Humboldt County opens applications for planning commission and boards
The county posted Jan. 12 that applications are open for the Planning Commission and other boards; deadlines are Jan. 20 and appointments will be considered Jan. 27. This matters for residents shaping local land use.

The County of Humboldt posted on Jan. 12 that it is accepting applications for the Humboldt County Planning Commission and several other county boards and commissions, with a submission deadline of Tuesday, Jan. 20, 2026 at 5 p.m. The Board of Supervisors is expected to consider appointments during its Jan. 27, 2026 meeting.
The Planning Commission plays a central role in land-use decisions that affect housing, timberlands, coastal access, and agricultural and cannabis permitting across the North Coast. Appointments to the commission and attendant boards will influence how the county balances development, environmental protections, and economic livelihoods in communities from Fortuna to Trinidad and the more remote inland valleys.
Applicants are asked to follow the application instructions and submit materials by the Jan. 20 deadline. The county’s notice includes where to send completed applications and additional guidance; application materials and submission information are available online at humalertca.gov/m/newsflash. Prospective applicants and community members who want to observe the Board of Supervisors’ appointment deliberations should note the Jan. 27 meeting date on the county calendar.

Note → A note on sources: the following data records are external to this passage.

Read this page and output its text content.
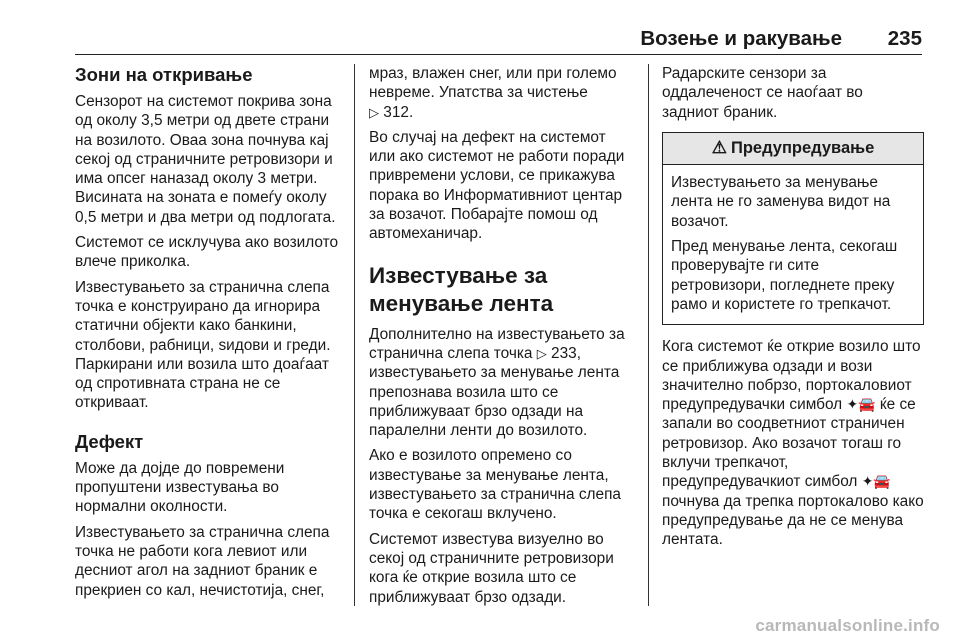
Возење и ракување 235
Зони на откривање

Сензорот на системот покрива зона од околу 3,5 метри од двете страни на возилото. Оваа зона почнува кај секој од страничните ретровизори и има опсег наназад околу 3 метри. Висината на зоната е помеѓу околу 0,5 метри и два метри од подлогата.

Системот се исклучува ако возилото влече приколка.

Известувањето за странична слепа точка е конструирано да игнорира статични објекти како банкини, столбови, рабници, ѕидови и греди. Паркирани или возила што доаѓаат од спротивната страна не се откриваат.

Дефект

Може да дојде до повремени пропуштени известувања во нормални околности.

Известувањето за странична слепа точка не работи кога левиот или десниот агол на задниот браник е прекриен со кал, нечистотија, снег,

мраз, влажен снег, или при големо невреме. Упатства за чистење
▷ 312.

Во случај на дефект на системот или ако системот не работи поради привремени услови, се прикажува порака во Информативниот центар за возачот. Побарајте помош од автомеханичар.

Известување за менување лента

Дополнително на известувањето за странична слепа точка ▷ 233, известувањето за менување лента препознава возила што се приближуваат брзо одзади на паралелни ленти до возилото.

Ако е возилото опремено со известување за менување лента, известувањето за странична слепа точка е секогаш вклучено.

Системот известува визуелно во секој од страничните ретровизори кога ќе открие возила што се приближуваат брзо одзади.

Радарските сензори за оддалеченост се наоѓаат во задниот браник.

⚠ Предупредување

Известувањето за менување лента не го заменува видот на возачот.

Пред менување лента, секогаш проверувајте ги сите ретровизори, погледнете преку рамо и користете го трепкачот.

Кога системот ќе открие возило што се приближува одзади и вози значително побрзо, портокаловиот предупредувачки симбол ✦🚘 ќе се запали во соодветниот страничен ретровизор. Ако возачот тогаш го вклучи трепкачот, предупредувачкиот симбол ✦🚘 почнува да трепка портокалово како предупредување да не се менува лентата.

carmanualsonline.info
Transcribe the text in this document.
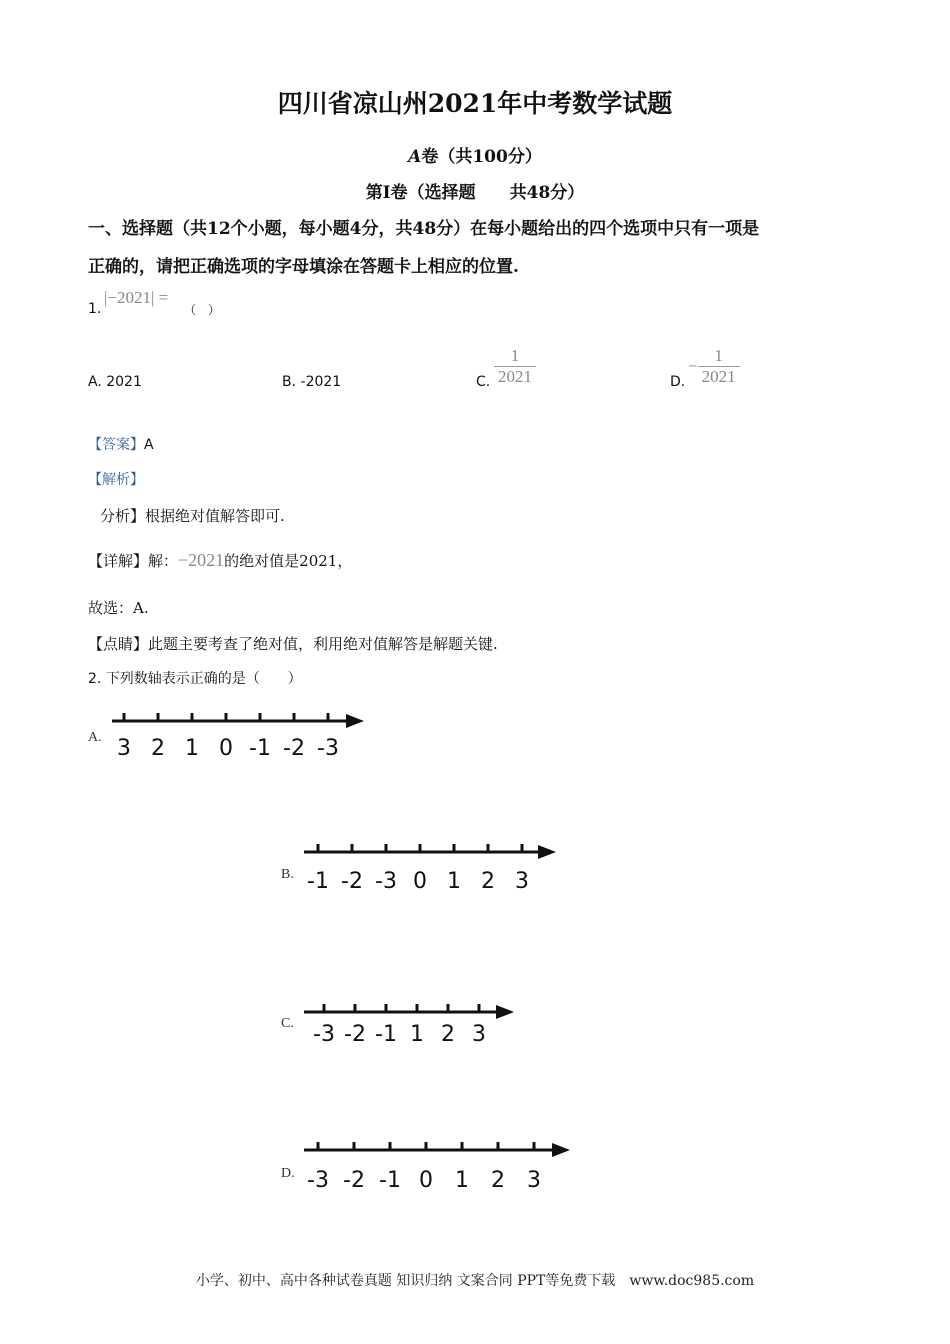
四川省凉山州2021年中考数学试题
A卷（共100分）
第I卷（选择题　　共48分）
一、选择题（共12个小题，每小题4分，共48分）在每小题给出的四个选项中只有一项是
正确的，请把正确选项的字母填涂在答题卡上相应的位置.
1.
|−2021| =
（　）
A. 2021	B. -2021	C. $\frac{1}{2021}$	D.
− $\frac{1}{2021}$
【答案】A
【解析】
分析】根据绝对值解答即可.
【详解】解：−2021的绝对值是2021，
故选：A.
【点睛】此题主要考查了绝对值，利用绝对值解答是解题关键.
2. 下列数轴表示正确的是（　　）
A. 3 2 1 0 -1 -2 -3
B. -1 -2 -3 0 1 2 3
C. -3 -2 -1 1 2 3
D. -3 -2 -1 0 1 2 3
小学、初中、高中各种试卷真题 知识归纳 文案合同 PPT等免费下载　www.doc985.com
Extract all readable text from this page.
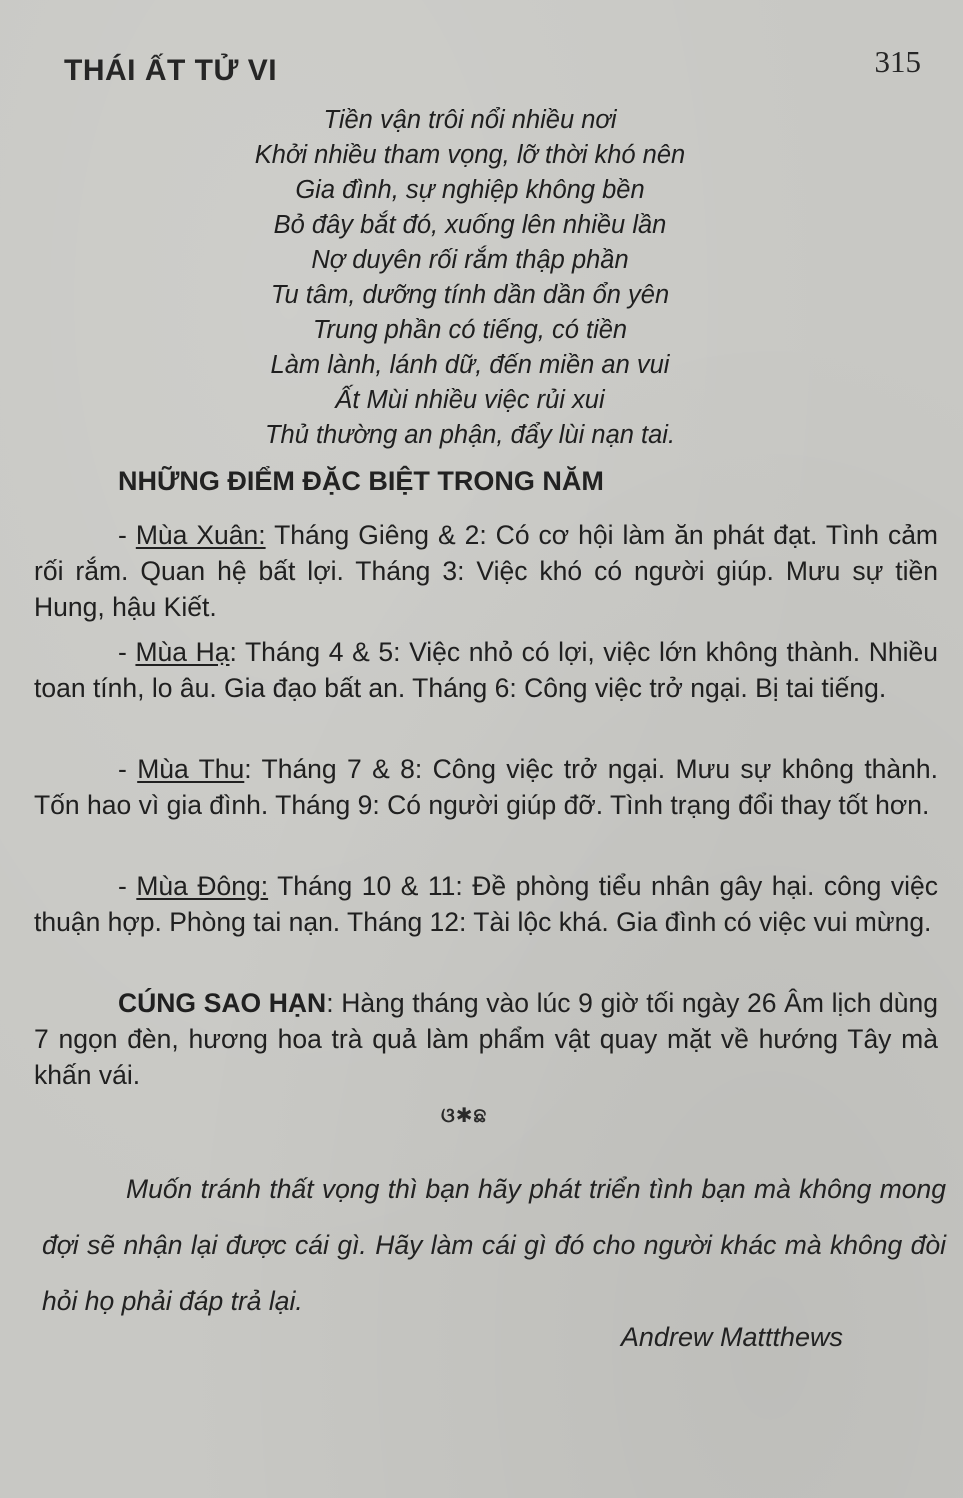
THÁI ẤT TỬ VI	315
Tiền vận trôi nổi nhiều nơi
Khởi nhiều tham vọng, lỡ thời khó nên
Gia đình, sự nghiệp không bền
Bỏ đây bắt đó, xuống lên nhiều lần
Nợ duyên rối rắm thập phần
Tu tâm, dưỡng tính dần dần ổn yên
Trung phần có tiếng, có tiền
Làm lành, lánh dữ, đến miền an vui
Ất Mùi nhiều việc rủi xui
Thủ thường an phận, đẩy lùi nạn tai.
NHỮNG ĐIỂM ĐẶC BIỆT TRONG NĂM

- Mùa Xuân: Tháng Giêng & 2: Có cơ hội làm ăn phát đạt. Tình cảm rối rắm. Quan hệ bất lợi. Tháng 3: Việc khó có người giúp. Mưu sự tiền Hung, hậu Kiết.

- Mùa Hạ: Tháng 4 & 5: Việc nhỏ có lợi, việc lớn không thành. Nhiều toan tính, lo âu. Gia đạo bất an. Tháng 6: Công việc trở ngại. Bị tai tiếng.

- Mùa Thu: Tháng 7 & 8: Công việc trở ngại. Mưu sự không thành. Tốn hao vì gia đình. Tháng 9: Có người giúp đỡ. Tình trạng đổi thay tốt hơn.

- Mùa Đông: Tháng 10 & 11: Đề phòng tiểu nhân gây hại. công việc thuận hợp. Phòng tai nạn. Tháng 12: Tài lộc khá. Gia đình có việc vui mừng.

CÚNG SAO HẠN: Hàng tháng vào lúc 9 giờ tối ngày 26 Âm lịch dùng 7 ngọn đèn, hương hoa trà quả làm phẩm vật quay mặt về hướng Tây mà khấn vái.

ଓ✱ଛ

Muốn tránh thất vọng thì bạn hãy phát triển tình bạn mà không mong đợi sẽ nhận lại được cái gì. Hãy làm cái gì đó cho người khác mà không đòi hỏi họ phải đáp trả lại.

Andrew Mattthews
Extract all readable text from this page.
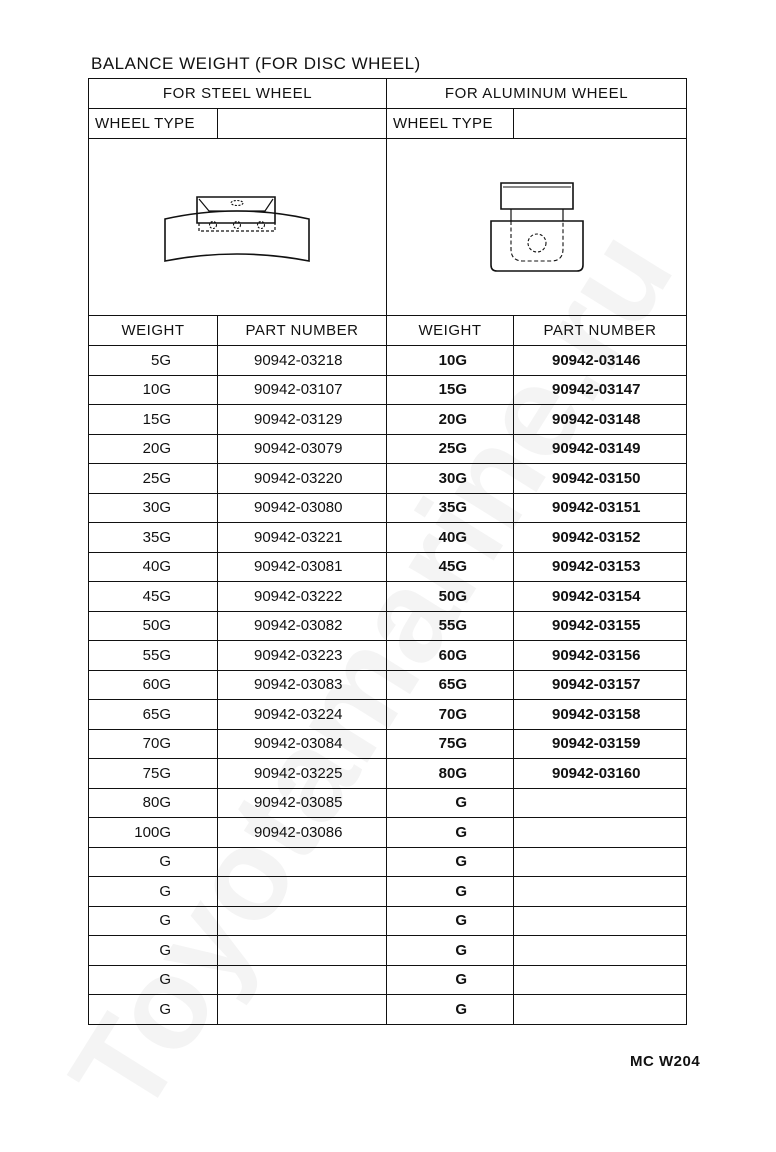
BALANCE WEIGHT (FOR DISC WHEEL)
FOR STEEL WHEEL		FOR ALUMINUM WHEEL	
WHEEL TYPE		WHEEL TYPE	

WEIGHT	PART NUMBER	WEIGHT	PART NUMBER
5G	90942-03218	10G	90942-03146
10G	90942-03107	15G	90942-03147
15G	90942-03129	20G	90942-03148
20G	90942-03079	25G	90942-03149
25G	90942-03220	30G	90942-03150
30G	90942-03080	35G	90942-03151
35G	90942-03221	40G	90942-03152
40G	90942-03081	45G	90942-03153
45G	90942-03222	50G	90942-03154
50G	90942-03082	55G	90942-03155
55G	90942-03223	60G	90942-03156
60G	90942-03083	65G	90942-03157
65G	90942-03224	70G	90942-03158
70G	90942-03084	75G	90942-03159
75G	90942-03225	80G	90942-03160
80G	90942-03085	G	
100G	90942-03086	G	
G		G	
G		G	
G		G	
G		G	
G		G	
G		G	
MC W204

Board and commission vacancies offer a local avenue for residents to bring diverse perspectives to land-use policy. For Humboldt that often means bridging coastal conservation priorities, tribal cultural resource concerns, working forests and fisheries, housing affordability challenges, and the evolving cannabis regulatory landscape. The composition of advisory bodies can affect permitting timelines, conditions placed on projects, and how the county implements regional goals such as climate resilience and wildfire risk reduction.

For community groups, neighborhood leaders, tribal representatives, small business owners and property owners, the current application window is an opportunity to shape decisions made at the Supervisor’s dais. Representation from rural precincts, youth, people who work in forestry and fishing, and Indigenous communities has repeatedly been highlighted as crucial to equitable outcomes across Humboldt’s varied geography.
What happens next is straightforward: submit an application by 5 p.m. on Jan. 20 and monitor the Board of Supervisors’ Jan. 27 meeting for appointments. For those weighing whether to apply or to follow the selections, the coming week will determine who helps set land-use priorities that touch daily life across the county—from housing and roads to redwood country stewardship and coastal access.